Ainsi, jusqu'à 40 000 ménages québécois dépasseraient le seuil critique du niveau d'endettement advenant que le taux directeur de la Banque du Canada soit de trois ou cinq pour cent à la fin de 2021.

Cela signifie que leur ratio du service de la dette (RSD) — qui tient compte des obligations financières liées au remboursement des emprunts en fonction du revenu brut — excéderait 40 pour cent.

L'économiste en chef de Desjardins, Hélène Bégin, a expliqué que la coopérative ne voulait pas se montrer alarmiste, mais plutôt «mettre en relief» qu'un resserrement monétaire affecte «tous les ménages endettés».

L'étude convient qu'une «poussée spectaculaire» des taux d'intérêt paraît «peu probable» et que les scénarios évoqués ne reflètent pas les prévisions de base de Desjardins.

Selon la coopérative, le taux directeur de la Banque du Canada, actuellement de 0,75 pour cent, devrait grimper à deux pour cent d'ici deux ans pour ensuite redescendre graduellement à 1,25 pour cent.

Actuellement 5,1 pour cent des ménages québécois ont un RSD supérieur à 40 pour cent.
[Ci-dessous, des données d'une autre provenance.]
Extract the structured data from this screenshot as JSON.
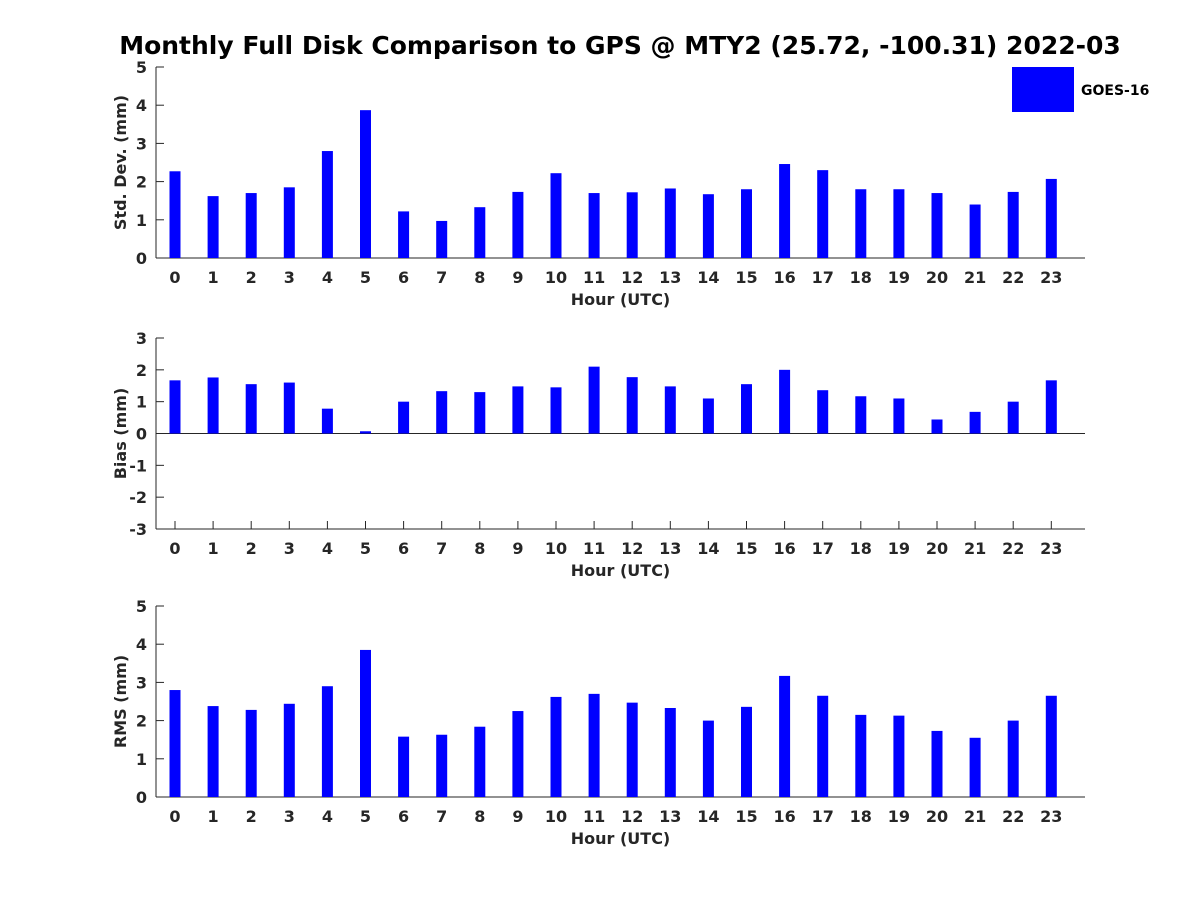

Cette proportion passerait à six pour cent si les taux d'intérêt étaient à trois pour cent en 2021 et à 6,7 pour cent s'ils atteignaient cinq pour cent.

L'étude de Desjardins est publiée la même journée qu'un portrait d'Equifax Canada indiquant qu'à la fin du deuxième trimestre, la dette moyenne des Québécois — excluant les hypothèques — se chiffrait à environ 18 907 $. Seuls les Manitobains, à 18 536 $, faisaient mieux.